Sir Roland was the rector of Wycliffe. Early in 1482, he stopped one of his parishioners, Robert Manfield, and enquired whether he had paid his church tithes. An argument ensued which ended when Sir Roland used a knife to “pierce Robert’s heart so that he died”.

For some unknown reason, King Edward IV pardoned the murdering parson – but the victim’s family were not so forgiving.

Three years later, on February 25, 1485, James Manfield, gentleman, of Wycliffe, arrived at Durham Cathedral in a distressed state. He knocked on the knocker and demanded sanctuary within.
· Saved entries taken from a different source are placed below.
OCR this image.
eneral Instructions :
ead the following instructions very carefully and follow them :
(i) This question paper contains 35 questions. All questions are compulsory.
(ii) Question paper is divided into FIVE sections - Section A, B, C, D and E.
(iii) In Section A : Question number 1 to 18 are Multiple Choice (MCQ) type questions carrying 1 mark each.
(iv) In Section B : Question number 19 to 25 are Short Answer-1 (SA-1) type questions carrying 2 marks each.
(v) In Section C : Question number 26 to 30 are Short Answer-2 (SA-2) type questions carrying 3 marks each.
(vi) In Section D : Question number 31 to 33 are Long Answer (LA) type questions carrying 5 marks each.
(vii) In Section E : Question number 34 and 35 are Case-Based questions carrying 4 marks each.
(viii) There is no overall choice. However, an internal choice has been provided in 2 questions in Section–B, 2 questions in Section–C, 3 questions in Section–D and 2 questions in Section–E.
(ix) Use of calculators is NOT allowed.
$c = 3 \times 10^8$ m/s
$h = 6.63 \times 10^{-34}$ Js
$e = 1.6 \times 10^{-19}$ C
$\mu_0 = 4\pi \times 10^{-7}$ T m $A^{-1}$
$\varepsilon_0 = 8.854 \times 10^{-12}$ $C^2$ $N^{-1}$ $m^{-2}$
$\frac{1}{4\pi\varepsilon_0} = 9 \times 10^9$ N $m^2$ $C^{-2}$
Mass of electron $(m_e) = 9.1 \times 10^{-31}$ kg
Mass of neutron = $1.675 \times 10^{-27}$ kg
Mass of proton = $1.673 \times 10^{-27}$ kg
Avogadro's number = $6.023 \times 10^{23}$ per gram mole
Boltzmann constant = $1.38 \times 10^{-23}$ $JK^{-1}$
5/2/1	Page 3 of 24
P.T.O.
Anyone knocking on the sanctuary knocker was granted immediate access to the cathedral. He would be dressed in a black gown with a yellow cross on the left shoulder and taken to the sanctuary floor beneath the west tower where he was supposed to confess every detail of his crime. The clerics would write down everything he said, all the while the bell in the Galilee chapel was tolled to tell the city that someone was seeking sanctuary.

So the cathedral records state that James had "about the 26th of January as he thinks, insulted a certain Sir Roland Mewburne, chaplain, rector of Wycliffe, and had struck the same feloniously in the body with a wallych bill, and given him a mortal hurt of which he incontinently died".

"Incontinently" means instantly, and a "wallych bill" was a Welsh axe - hence the instantaneous nature of Sir Roland's death.

So the murderer had been murdered, and the victim had been avenged by his own kinsman.

But the restless spirit of Sir Roland had plagued James so dreadfully that, a month after the second murder and fed up by the hauntings, James had ridden to the cathedral to seek sanctuary from the ghost.

Having confessed, the sanctuary-seeker now had 37 days in which to secure a pardon from the monarch. If that failed to come through, he would have to pray before the shrine of St Cuthbert and ask for his sanctuary – an unhindered journey to the nearest port from which he would sail to a foreign country, agreeing never to return to the land in which he had committed his terrible crime.

The king failed to grant James a pardon within the permitted timespan so, wearing his black gown, he approached the shrine and prayed for St Cuthbert’s sanctuary.

St Cuthbert was unmoved. For killing a holy man – albeit a holy man who had murdered his own kinsman – James died in agony at the altar rail.

But the ghost of the rector is still said to haunt the countryside and the riverbank around Wycliffe. You know you are in its spooky presence when you hear the rustling of its silken, priestly gown – although that may have been drowned out by the “choo choo” of the miniature steam railway.